Thursday, 24 March 2016

Charlotte Bronte Anniversary

This year is the 200th anniversary of the birth of Charlotte Brontë on 21 April 1816, and you can read my feature on the birth of the Brontë family legend in Issue 5 of the Discover Your Ancestors bookazine. Lots of events are planned for the forthcoming bicentenaries of the births of Charlotte, Branwell, Emily, and Anne Brontë, and you will be able to find out more on the Brontë200 website (currently under construction).  
The same issue of the magazine has another feature by me on secondary education and teacher training. University and college records can be a good way of researching your ancestors' schooldays, as well as finding information on other family members.  


Images:


Charlotte Brontë. Engraving for Clement Shorter, The Brontës And Their Circle, J.M. Dent & Sons Ltd, c.1914. Author’s collection.

Hotel de Ville, Brussels. Patrick Brontë visited Brussels with Charlotte and Emily in February 1842. The girls studied abroad so they would be better qualified as teachers and governesses. Cassell’s Encyclopaedia, a Storehouse of General Information, Vol. 2, c.1894.

Tuesday, 15 March 2016

Tracing Your Regency-Era Ancestors

My latest feature for the new-look Your Family History magazine (April issue) explores the wealth of Georgian records available to help you smash the pre-civil registration barrier: parish registers, poor law records, apprenticeships, Home Office papers, criminal records, militia lists, newspapers and magazines, etc. 

There's also a great review of Regency Spies, and you can also 'Meet the Author' and read an interview with yours truly!
Image: 

‘A Street Row’. Footpads and robbers were rife in Regency England. The night-watchman waves his rattle to call for help. Illustration by George and Robert Cruikshank, Life in London, John Camden Hotten, Piccadilly, 1869. Author’s collection.

Monday, 14 March 2016

The Cato St Conspiracy

Today I'm a guest on Deb Barnum's fabulous Jane Austen In Vermont blog!
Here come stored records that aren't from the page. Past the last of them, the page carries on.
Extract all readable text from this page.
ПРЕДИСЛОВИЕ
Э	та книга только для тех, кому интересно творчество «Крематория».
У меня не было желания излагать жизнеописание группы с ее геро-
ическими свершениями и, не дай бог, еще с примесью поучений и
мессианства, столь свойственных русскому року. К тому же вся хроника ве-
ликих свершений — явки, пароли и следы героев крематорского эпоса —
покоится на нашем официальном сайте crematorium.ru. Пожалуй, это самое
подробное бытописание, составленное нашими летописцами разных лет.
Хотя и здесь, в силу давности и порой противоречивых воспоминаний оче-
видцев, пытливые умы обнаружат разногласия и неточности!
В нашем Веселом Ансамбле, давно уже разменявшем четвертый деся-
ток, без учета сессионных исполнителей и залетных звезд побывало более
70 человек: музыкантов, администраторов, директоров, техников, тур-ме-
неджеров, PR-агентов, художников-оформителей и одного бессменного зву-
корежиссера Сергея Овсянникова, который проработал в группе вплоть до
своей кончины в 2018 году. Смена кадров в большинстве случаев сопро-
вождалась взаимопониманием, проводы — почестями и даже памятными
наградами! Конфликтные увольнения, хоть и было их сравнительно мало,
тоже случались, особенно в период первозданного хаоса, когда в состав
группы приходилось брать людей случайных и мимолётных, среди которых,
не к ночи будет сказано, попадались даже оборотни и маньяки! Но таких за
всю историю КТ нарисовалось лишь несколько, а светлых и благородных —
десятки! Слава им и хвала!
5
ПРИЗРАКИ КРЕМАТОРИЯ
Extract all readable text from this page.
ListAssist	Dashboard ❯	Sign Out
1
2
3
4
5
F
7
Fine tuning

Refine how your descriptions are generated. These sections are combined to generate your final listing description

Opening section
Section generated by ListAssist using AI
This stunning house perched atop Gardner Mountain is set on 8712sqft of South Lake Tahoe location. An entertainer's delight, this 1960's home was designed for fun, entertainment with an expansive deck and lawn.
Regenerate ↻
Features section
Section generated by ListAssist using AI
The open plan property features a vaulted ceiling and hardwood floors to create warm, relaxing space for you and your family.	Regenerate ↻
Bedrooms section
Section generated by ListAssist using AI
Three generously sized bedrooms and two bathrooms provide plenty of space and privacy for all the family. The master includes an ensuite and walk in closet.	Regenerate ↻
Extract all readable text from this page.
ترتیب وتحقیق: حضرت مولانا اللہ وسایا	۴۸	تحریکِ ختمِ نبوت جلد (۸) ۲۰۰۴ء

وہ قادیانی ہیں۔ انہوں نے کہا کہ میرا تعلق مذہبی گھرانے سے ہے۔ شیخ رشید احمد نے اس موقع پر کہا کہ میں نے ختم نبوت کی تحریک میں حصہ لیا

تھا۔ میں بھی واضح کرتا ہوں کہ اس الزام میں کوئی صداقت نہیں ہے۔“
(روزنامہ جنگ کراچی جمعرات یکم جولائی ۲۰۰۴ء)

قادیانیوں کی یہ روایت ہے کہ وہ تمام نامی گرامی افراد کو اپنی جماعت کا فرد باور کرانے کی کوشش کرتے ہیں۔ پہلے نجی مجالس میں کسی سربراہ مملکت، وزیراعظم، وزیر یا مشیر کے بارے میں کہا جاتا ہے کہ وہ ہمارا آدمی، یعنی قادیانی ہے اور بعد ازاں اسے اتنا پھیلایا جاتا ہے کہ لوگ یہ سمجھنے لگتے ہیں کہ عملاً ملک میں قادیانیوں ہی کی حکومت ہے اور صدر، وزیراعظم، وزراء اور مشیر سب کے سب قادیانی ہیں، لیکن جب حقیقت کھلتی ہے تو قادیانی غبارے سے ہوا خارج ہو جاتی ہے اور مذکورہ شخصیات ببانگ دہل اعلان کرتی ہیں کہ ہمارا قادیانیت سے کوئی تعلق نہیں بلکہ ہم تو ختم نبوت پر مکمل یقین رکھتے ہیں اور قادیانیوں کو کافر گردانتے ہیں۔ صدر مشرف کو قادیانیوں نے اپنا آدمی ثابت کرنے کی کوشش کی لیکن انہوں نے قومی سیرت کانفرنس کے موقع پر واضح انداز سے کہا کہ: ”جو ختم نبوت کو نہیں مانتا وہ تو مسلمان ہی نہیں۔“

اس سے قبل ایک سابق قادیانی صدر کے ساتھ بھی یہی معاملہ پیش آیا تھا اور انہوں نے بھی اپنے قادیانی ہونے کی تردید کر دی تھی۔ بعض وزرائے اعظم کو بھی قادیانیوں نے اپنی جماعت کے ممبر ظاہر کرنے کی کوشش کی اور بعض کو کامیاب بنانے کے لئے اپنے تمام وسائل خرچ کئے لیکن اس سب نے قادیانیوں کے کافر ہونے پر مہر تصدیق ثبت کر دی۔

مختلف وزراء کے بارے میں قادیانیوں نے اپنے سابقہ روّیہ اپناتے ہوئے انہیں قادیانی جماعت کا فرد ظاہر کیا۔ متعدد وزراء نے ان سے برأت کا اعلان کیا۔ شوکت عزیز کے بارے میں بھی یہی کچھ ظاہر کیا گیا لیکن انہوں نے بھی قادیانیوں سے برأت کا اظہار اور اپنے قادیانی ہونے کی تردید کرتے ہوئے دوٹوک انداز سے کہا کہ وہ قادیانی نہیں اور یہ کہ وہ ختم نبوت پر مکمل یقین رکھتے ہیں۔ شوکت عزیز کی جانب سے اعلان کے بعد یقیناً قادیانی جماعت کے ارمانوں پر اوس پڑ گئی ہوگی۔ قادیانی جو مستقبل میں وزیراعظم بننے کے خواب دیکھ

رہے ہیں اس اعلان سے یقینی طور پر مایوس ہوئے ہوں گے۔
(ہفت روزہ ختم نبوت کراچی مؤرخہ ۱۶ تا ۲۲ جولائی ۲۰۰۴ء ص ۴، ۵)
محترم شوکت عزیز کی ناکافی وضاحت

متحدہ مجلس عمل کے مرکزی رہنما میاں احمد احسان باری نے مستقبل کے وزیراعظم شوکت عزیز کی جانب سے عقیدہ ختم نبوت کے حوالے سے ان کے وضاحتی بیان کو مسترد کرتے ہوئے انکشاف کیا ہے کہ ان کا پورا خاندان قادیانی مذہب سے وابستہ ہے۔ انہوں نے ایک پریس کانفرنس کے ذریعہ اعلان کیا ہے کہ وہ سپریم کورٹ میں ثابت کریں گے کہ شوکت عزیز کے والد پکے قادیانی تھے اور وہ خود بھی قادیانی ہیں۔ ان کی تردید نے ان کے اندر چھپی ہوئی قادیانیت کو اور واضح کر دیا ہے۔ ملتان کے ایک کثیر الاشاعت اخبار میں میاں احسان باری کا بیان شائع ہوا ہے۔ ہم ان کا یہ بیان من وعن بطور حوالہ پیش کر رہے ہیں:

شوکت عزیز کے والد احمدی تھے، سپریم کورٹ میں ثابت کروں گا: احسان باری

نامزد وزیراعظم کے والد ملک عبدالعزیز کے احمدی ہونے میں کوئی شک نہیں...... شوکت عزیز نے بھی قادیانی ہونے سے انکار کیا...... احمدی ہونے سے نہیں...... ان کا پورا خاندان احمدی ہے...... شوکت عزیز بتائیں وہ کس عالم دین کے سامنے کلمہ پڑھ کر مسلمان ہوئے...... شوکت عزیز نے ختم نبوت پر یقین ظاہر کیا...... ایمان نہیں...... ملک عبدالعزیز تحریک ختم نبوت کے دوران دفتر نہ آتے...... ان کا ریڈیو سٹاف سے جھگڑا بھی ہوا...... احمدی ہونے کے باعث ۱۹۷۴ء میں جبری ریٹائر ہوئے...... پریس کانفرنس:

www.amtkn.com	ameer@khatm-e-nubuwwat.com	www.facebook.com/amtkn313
My guest post is on the Cato St conspirators of 1820 and the spies watching them.
Image: The stable and loft where the conspirators gathered ready to murder members of the British Cabinet; a policeman was killed during the plotters' arrest.  George Theodore Wilkinson, The Newgate Calendar Improved Vol. 5, (Thomas Kelly, 1836). Courtesy the Internet Archive, archive.org.

Wednesday, 2 March 2016

Ireland And Independence Part II: The United Irishmen


Ireland, 1813.

Ireland’s problems were exacerbated by social and religious tensions which regularly erupted into dreadful violence. For example, during the 1790s the Protestant and Presbyterian ‘Peep-O’-Day Boys’ attacked and burned the houses of Catholics in Armagh. To protect themselves, the Catholics formed armed associations known as the ‘Defenders’. After a terrific battle between the two factions at Diamond in Armagh in 1795, some Protestants formed the first Orange Lodge with the avowed intention of killing all Roman Catholics. 

But some Irishmen like Theobald Wolfe Tone, Samuel Neilson and others wanted to promote religious toleration, give the vote to disadvantaged Catholics, and push for an independent Ireland. Theobald Wolfe Tone (1763–1798) recalled that the thunderbolt of the French Revolution ‘changed in an instant the politics of Ireland…This oppressed, plundered, and insulted nation...sympathised most sincerely with the French people, and watched their progress to freedom’.
The Society of United Irishmen of Belfast was founded by Wolfe Tone and others in 1791. The Society promoted the works of Thomas Paine. The Belfast group was joined a few weeks later by another Society in Dublin, which had James Napper Tandy, a former Volunteer, as Secretary.

James Napper Tandy.

At this date the United Irishmen wanted peaceful, constitutional reform: universal manhood suffrage.  The Society’s mostly middle-class members included Catholics and Protestants; they tried to damp down the ongoing sectarian violence.
However, Ireland’s Roman Catholics were bitterly disappointed in 1793 when Pitt the Younger, under pressure from George III, shelved Catholic emancipation. Many Irishmen believed that civil war was now inevitable between the Protestant landowners and Catholic peasantry.
The Dublin government gave local magistrates sweeping powers to search for arms and disperse meetings. Militia regiments were embodied, public meetings were made illegal, societies like the United Irishmen were banned, and spies set to work.


Images:
Wolfe Tone and James Napper Tandy, courtesy Wikimedia Commons.


Map of Ireland. Barclay’s Dictionary, 1813. Author’s collection.